Last month, Minneapolis contractor Marty Schirber, CR, was working on the exterior of a home. The first floor was stucco; the second was sided with cedar shakes. The paint on the shakes was peeling and his painters, Schirber says, couldn't assure him that the new coat would stay on. For the homeowners, the choice in replacement was narrow lap vinyl siding or vinyl shakes. "They didn't even consider wood," Schirber says.
Wood. Natural, beautiful, elegant. As a siding material, or anything else. In siding, the woods of choice are West Coast species such as Douglas fir, cedar, and redwood or East Coast species like cypress and yellow pine. Nonetheless, contractors and the suppliers they buy from say there seems to be less and less wood siding used. "I think the market is shrinking," says Keith Buckley, proprietor of Buckley Lumber, a North Carolina supplier specializing in cypress.
In fact, it is. According to studies by the U.S. Census Bureau, wood siding was used on 10% of new homes in 2002, compared with 30% in 1970. So what remodeling contractors are finding is that there's less wood siding to replace.
Consumer desire for a maintenance-free exterior is one big reason. Government logging restrictions also come into play. Earlier this year, the Western Red Cedar Lumber Association launched a $15 million public relations campaign, targeting upscale consumers through ads in publications such as the New York Times and the Chicago Tribune. The aim? To enable cedar -- with 4% of the siding market -- to maintain, not expand, its share. Harvesting restrictions limit the industry to 1.5 billion board feet annually. The old-growth forests that supply the best vertical grain boards for, say, redwood, are in many cases no longer open to cutting. And, as Paul Fisette, director of building materials and wood technology at the University of Massachusetts in Amherst points out, companies that once marketed such products now feel the weight of public opinion and are under increasing pressure to cease.

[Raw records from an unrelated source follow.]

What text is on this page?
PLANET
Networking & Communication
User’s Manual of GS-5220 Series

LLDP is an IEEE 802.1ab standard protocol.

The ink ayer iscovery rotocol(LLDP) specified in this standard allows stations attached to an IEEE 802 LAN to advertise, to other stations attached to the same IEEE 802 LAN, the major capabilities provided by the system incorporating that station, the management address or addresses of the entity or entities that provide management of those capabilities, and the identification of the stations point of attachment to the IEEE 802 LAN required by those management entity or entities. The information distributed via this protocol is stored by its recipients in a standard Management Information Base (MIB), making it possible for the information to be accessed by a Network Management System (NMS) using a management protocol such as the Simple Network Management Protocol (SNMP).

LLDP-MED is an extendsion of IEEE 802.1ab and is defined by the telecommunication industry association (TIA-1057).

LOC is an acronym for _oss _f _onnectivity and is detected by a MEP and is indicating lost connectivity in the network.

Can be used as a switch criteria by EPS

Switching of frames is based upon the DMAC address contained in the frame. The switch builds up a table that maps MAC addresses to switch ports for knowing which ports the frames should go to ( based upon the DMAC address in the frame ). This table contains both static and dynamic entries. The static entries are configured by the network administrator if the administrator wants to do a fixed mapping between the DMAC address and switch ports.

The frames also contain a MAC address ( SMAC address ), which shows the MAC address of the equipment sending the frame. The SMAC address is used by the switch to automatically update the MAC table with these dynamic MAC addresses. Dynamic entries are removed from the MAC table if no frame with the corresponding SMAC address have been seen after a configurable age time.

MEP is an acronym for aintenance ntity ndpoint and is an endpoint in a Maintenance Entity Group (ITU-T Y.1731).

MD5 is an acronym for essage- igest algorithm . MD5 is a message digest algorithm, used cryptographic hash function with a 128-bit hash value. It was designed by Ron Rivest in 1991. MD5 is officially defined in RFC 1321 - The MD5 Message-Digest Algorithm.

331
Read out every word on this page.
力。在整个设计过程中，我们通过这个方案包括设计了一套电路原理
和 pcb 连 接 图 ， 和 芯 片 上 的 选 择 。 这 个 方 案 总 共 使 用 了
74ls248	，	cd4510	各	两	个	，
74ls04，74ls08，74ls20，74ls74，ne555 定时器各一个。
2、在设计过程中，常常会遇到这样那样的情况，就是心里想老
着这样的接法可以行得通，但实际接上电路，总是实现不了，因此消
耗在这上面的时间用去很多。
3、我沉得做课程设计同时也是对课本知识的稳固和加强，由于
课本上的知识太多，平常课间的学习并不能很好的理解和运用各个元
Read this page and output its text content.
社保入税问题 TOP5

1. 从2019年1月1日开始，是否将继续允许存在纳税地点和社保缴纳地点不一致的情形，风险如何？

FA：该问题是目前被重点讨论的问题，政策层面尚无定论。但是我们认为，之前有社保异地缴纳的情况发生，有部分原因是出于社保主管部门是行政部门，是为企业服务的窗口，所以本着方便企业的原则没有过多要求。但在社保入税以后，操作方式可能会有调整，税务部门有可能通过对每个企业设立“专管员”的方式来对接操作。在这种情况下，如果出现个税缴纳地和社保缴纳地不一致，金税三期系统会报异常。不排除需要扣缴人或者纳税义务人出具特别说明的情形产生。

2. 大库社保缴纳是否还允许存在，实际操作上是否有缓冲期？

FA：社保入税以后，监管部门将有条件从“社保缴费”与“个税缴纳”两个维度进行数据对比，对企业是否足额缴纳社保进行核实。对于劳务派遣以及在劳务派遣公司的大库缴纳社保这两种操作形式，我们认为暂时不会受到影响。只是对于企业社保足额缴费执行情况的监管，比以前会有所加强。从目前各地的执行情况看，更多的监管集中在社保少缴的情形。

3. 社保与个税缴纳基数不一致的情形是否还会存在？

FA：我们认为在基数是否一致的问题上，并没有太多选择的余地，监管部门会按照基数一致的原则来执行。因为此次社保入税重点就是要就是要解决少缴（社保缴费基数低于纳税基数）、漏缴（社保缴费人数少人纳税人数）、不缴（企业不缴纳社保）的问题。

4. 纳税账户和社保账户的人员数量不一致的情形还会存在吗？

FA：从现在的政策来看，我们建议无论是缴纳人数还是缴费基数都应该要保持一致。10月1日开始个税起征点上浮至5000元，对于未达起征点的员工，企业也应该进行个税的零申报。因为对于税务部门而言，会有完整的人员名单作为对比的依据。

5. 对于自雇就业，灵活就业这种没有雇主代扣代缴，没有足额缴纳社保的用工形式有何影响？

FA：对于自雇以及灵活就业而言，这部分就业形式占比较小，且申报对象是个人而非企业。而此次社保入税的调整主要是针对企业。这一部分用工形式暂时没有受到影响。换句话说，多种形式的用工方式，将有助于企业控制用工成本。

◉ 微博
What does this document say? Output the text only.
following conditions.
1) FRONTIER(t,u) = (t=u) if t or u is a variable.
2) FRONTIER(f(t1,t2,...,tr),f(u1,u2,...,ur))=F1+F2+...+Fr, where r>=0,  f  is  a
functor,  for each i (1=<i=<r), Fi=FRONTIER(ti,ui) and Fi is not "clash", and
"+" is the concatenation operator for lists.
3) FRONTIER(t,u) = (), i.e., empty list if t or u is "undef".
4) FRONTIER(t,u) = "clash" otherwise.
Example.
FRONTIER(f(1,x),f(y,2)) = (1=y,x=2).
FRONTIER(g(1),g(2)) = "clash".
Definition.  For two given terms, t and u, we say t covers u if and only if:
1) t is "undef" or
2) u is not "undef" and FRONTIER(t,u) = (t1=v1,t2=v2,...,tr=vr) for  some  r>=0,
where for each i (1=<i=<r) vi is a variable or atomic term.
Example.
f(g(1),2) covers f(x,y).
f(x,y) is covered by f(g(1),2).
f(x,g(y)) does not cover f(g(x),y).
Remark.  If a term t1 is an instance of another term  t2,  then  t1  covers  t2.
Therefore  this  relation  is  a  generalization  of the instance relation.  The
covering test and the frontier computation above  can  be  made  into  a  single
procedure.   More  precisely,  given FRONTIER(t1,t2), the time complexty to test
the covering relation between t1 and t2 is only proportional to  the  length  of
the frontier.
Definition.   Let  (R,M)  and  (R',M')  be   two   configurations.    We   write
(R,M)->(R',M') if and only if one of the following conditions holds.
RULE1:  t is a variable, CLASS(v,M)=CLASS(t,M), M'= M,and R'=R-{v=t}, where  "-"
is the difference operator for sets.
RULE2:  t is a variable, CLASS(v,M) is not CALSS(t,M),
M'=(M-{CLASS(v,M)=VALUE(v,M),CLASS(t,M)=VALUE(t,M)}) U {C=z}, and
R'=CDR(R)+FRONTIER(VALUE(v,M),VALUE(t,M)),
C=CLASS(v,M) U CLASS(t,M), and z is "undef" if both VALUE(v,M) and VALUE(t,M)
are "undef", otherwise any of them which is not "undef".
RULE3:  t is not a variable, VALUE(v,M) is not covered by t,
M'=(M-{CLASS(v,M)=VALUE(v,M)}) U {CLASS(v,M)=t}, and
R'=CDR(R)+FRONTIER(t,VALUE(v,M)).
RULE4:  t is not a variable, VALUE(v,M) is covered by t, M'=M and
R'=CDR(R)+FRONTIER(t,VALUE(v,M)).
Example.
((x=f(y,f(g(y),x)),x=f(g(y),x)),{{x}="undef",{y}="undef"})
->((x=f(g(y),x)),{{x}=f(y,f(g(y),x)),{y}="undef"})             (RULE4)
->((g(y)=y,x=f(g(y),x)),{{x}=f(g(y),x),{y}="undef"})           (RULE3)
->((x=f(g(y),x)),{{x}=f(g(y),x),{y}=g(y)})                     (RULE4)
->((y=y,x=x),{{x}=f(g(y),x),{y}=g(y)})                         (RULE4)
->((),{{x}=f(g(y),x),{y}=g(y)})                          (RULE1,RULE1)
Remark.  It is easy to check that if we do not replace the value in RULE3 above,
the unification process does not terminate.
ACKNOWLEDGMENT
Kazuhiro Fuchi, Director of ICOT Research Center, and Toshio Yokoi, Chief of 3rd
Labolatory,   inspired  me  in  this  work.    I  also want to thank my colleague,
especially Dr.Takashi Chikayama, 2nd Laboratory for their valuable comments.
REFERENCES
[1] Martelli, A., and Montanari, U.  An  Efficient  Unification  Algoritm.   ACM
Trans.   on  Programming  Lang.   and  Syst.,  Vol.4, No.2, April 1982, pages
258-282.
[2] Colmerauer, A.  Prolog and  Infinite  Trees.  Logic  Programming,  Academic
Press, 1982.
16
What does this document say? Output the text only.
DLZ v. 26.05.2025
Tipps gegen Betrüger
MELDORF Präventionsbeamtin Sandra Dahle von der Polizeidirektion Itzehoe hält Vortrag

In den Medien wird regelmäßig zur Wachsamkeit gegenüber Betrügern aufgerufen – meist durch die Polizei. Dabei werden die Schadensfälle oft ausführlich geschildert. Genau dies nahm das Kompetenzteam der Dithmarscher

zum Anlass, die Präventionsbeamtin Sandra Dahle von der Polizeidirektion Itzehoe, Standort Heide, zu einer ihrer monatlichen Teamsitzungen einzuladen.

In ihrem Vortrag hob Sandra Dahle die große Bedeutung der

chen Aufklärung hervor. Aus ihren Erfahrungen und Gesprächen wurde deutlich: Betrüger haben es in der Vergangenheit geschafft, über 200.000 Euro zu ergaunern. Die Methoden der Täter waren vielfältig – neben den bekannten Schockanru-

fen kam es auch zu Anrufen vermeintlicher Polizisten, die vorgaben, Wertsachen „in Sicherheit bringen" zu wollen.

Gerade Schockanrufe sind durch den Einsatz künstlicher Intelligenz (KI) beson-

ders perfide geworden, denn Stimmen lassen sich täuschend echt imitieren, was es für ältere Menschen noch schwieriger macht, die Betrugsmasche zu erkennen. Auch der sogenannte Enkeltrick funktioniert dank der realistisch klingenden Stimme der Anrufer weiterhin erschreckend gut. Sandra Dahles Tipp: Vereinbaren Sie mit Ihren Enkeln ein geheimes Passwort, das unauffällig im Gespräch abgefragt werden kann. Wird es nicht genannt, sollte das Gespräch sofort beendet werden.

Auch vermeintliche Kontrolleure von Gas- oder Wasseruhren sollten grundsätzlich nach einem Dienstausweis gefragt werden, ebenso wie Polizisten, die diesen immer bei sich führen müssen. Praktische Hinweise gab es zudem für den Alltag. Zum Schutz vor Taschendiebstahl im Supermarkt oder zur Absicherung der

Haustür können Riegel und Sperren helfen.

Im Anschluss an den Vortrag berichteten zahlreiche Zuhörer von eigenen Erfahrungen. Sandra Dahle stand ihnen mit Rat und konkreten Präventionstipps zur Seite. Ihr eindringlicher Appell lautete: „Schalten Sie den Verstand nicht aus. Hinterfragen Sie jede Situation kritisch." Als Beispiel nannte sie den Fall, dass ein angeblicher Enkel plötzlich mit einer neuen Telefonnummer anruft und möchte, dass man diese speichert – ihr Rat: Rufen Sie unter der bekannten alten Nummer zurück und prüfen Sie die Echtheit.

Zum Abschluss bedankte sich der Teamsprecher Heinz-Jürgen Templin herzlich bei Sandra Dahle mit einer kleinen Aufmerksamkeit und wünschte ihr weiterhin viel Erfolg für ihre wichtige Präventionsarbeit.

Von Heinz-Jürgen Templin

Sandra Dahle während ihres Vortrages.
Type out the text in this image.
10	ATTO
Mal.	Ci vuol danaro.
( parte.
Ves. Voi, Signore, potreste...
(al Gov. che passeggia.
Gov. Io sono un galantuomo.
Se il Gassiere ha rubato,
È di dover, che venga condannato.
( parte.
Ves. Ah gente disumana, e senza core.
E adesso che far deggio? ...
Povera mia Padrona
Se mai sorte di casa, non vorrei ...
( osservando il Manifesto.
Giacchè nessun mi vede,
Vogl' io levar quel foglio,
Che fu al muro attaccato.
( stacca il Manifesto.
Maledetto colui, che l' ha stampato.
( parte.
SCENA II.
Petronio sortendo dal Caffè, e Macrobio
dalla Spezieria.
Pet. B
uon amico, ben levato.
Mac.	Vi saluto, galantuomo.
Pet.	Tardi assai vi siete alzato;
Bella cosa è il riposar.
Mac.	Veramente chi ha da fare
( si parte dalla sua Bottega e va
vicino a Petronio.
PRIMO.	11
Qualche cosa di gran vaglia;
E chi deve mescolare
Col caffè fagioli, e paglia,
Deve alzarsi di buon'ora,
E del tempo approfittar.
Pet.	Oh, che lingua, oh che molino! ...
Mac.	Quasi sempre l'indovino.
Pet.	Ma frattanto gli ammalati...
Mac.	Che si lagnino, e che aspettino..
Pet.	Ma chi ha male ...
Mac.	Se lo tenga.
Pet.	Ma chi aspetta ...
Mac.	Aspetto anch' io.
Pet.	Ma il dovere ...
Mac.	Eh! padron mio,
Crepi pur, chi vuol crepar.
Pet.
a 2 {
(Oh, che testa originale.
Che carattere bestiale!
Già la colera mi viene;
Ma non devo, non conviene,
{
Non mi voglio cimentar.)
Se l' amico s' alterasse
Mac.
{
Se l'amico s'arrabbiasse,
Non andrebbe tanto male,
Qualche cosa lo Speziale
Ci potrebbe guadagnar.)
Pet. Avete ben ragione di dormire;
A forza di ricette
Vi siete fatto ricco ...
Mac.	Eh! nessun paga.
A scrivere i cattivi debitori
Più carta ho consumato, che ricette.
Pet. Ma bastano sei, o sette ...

Though wood's share of the siding market is diminishing, it remains substantial. And high end. Though wood siding was installed on only 10% of new homes in 2002, wood was the siding of choice on 20% -- one out of every five -- of custom homes. There is, Buckley points out, "a very strong market segment that demands natural materials and wood siding. For a lot of people, wood siding is considered an upgrade." Among other properties, Buckley says wood is long-lasting and helps soundproof the house.
Brad Lessler, owner of Sustainable Homes, Chapel Hill, N.C., regularly installs cypress siding on the homes his company buys, lifts, moves to new locations, and resells to home buyers. For Lessler, wood is the siding of choice, and cypress the wood of choice, for reasons having to do primarily with aesthetics and green building. Wood decays in landfills. And cypress is locally grown and sustainably harvested. Buckley suggests cypress not only looks better than synthetic materials but that it resists moisture and insect infestation, qualities it shares with redwood and cedar. With the right stains -- he suggests semitransparent for a natural weathering pattern -- it's relatively low-maintenance.
Wood, says Fisette, is "not in danger of disappearing. I think it will become more of a premium product, and higher priced." Many remodelers agree.
"People like wood," says Bob Button, owner of Symphony in Wood, a Portland, Ore., remodeling company. "It's not as practical as some other things, but it's not going away."